De Malasaña, precisamente, proviene la francesa de origen argelino Sabrina Amrani, recién mudada a Carabanchel. Esta galerista de 38 años, especializada en obras de Oriente Próximo, África y Asia, acaba de abrir su espacio en un garaje en la frontera entre los barrios de San Isidro y Comillas. Debutó con una exposición de Manal AlDowayan, una saudí conocida por sus reflexiones críticas sobre el papel marginal de la mujer en el mundo islámico: toda una declaración de intenciones. ¿Qué atractivo puede tener para una galerista mudarse a la periferia? “El arte antes de ser un lujo es un bien social. Y darlo a conocer es mi pasión”, asegura. Le puso en la pista de Carabanchel un artista coreano que vino hace dos años porque le recordaba muchísimo a Williamsburg, antigua zona depauperada de Nueva York convertida en la meca de lo alternativo. Consciente de que “nadie nace con el don de entender el arte moderno”, Amrani acude a diario a su nuevo barrio dispuesta a traducir a un lenguaje de la calle los mensajes, a menudo abstractos, de sus artistas. Así lo ha hecho con muchos vecinos, sobre todo estudiantes. “Me sorprendió su interés porque las galerías se perciben como sitios fríos y elitistas”.
“¿Por qué no cruzar
el río?”, pensó
la galerista
Sabrina Amrani.
“Mi compromiso es total con este barrio”
El entusiasmo de los artistas contrasta con el desconocimiento de muchos vecinos.
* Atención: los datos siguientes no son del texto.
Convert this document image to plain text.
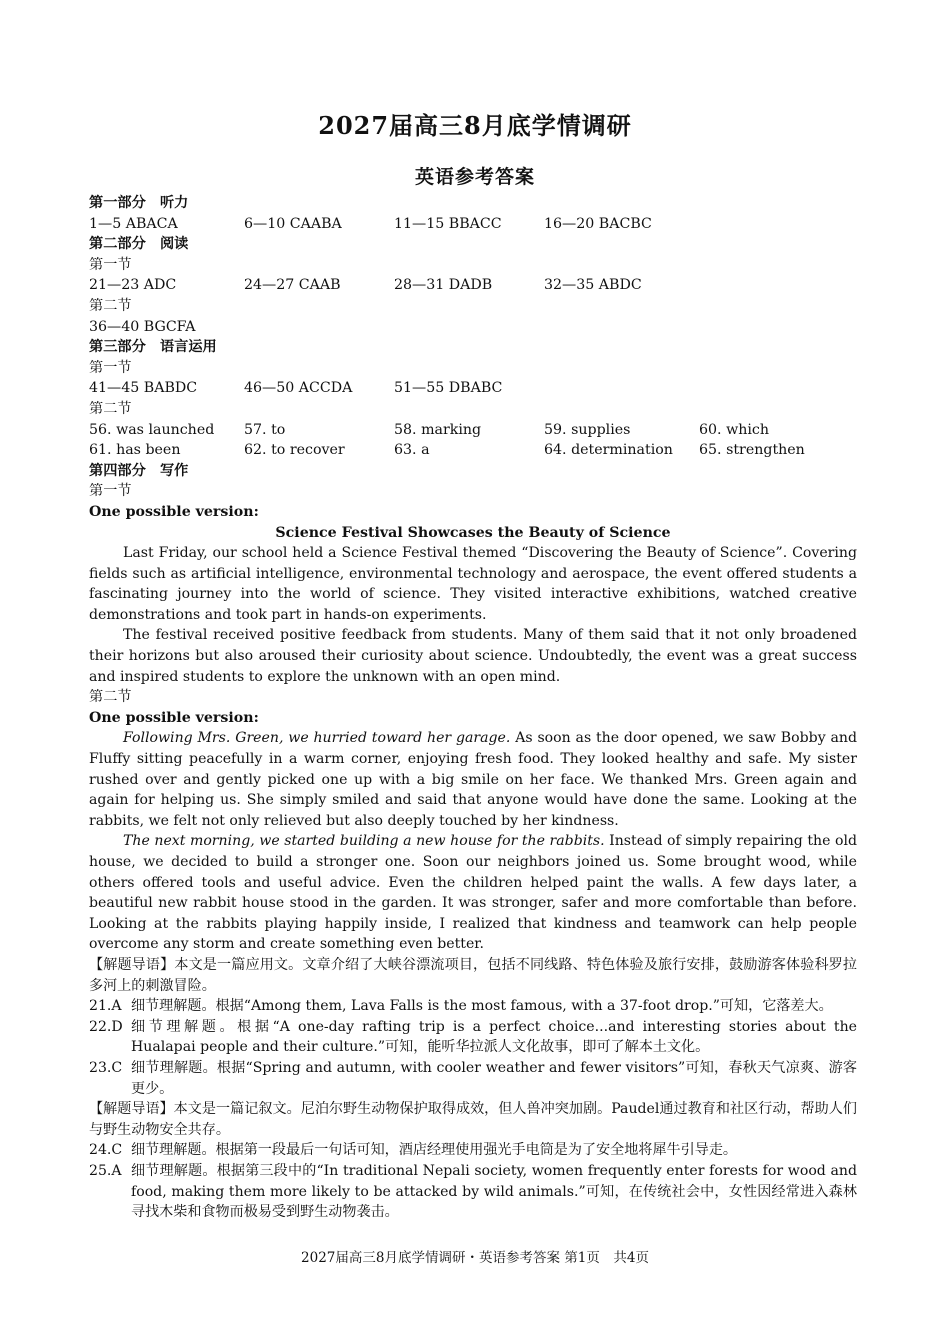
2027届高三8月底学情调研
英语参考答案
第一部分　听力
1—5 ABACA	6—10 CAABA	11—15 BBACC	16—20 BACBC
第二部分　阅读
第一节
21—23 ADC	24—27 CAAB	28—31 DADB	32—35 ABDC
第二节
36—40 BGCFA
第三部分　语言运用
第一节
41—45 BABDC	46—50 ACCDA	51—55 DBABC
第二节
56. was launched	57. to	58. marking	59. supplies	60. which
61. has been	62. to recover	63. a	64. determination	65. strengthen
第四部分　写作
第一节
One possible version:
Science Festival Showcases the Beauty of Science

Last Friday, our school held a Science Festival themed “Discovering the Beauty of Science”. Covering fields such as artificial intelligence, environmental technology and aerospace, the event offered students a fascinating journey into the world of science. They visited interactive exhibitions, watched creative demonstrations and took part in hands-on experiments.

The festival received positive feedback from students. Many of them said that it not only broadened their horizons but also aroused their curiosity about science. Undoubtedly, the event was a great success and inspired students to explore the unknown with an open mind.

第二节
One possible version:

Following Mrs. Green, we hurried toward her garage. As soon as the door opened, we saw Bobby and Fluffy sitting peacefully in a warm corner, enjoying fresh food. They looked healthy and safe. My sister rushed over and gently picked one up with a big smile on her face. We thanked Mrs. Green again and again for helping us. She simply smiled and said that anyone would have done the same. Looking at the rabbits, we felt not only relieved but also deeply touched by her kindness.

The next morning, we started building a new house for the rabbits. Instead of simply repairing the old house, we decided to build a stronger one. Soon our neighbors joined us. Some brought wood, while others offered tools and useful advice. Even the children helped paint the walls. A few days later, a beautiful new rabbit house stood in the garden. It was stronger, safer and more comfortable than before. Looking at the rabbits playing happily inside, I realized that kindness and teamwork can help people overcome any storm and create something even better.

【解题导语】本文是一篇应用文。文章介绍了大峡谷漂流项目，包括不同线路、特色体验及旅行安排，鼓励游客体验科罗拉多河上的刺激冒险。

21.A 细节理解题。根据“Among them, Lava Falls is the most famous, with a 37-foot drop.”可知，它落差大。
22.D 细节理解题。根据“A one-day rafting trip is a perfect choice...and interesting stories about the Hualapai people and their culture.”可知，能听华拉派人文化故事，即可了解本土文化。
23.C 细节理解题。根据“Spring and autumn, with cooler weather and fewer visitors”可知，春秋天气凉爽、游客更少。

【解题导语】本文是一篇记叙文。尼泊尔野生动物保护取得成效，但人兽冲突加剧。Paudel通过教育和社区行动，帮助人们与野生动物安全共存。

24.C 细节理解题。根据第一段最后一句话可知，酒店经理使用强光手电筒是为了安全地将犀牛引导走。
25.A 细节理解题。根据第三段中的“In traditional Nepali society, women frequently enter forests for wood and food, making them more likely to be attacked by wild animals.”可知，在传统社会中，女性因经常进入森林寻找木柴和食物而极易受到野生动物袭击。
2027届高三8月底学情调研・英语参考答案 第1页　共4页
Manuel y Ana son un matrimonio “del barrio de toda la vida” que vive en los pisos “de clase media” construidos frente a las viejas naves del polígono ISO. De la cocina de uno de ellos cuelga un cartel: “Aquí las mujeres paramos el 8-M”, una señal más del espíritu combativo de este barrio obrero. “No teníamos ni idea de que existiera actividad más allá de El Observatorio, el Gruta 77 y el Matilda (salas de conciertos con solera en la zona)”. Lo mismo le ocurre a Paloma, de 50 años, que vive dos manzanas más arriba y solo ha oído hablar “de pasada” de un movimiento artístico que “en el día a día pasa inadvertido”.
Carabanchel sigue siendo Carabanchel. Pero algo está cambiando. “Cuando preguntas a la gente de fuera qué conoce del barrio, siempre te dice lo mismo: ‘Manolito Gafotas, Rosendo, la plaza de Vistalegre y la antigua cárcel”, se quejan los padres de la cerveza artesanal Patanel, cuatro jóvenes carabancheleros que acaban de abrir su fábrica en el mismo bloque donde hay una escuela de idiomas, otra de yoga, una iglesia tibetana y una radio latina. Y, por supuesto, estudios de artistas. Así es la avenida de Pedro Díez, un collage urbano inesperado.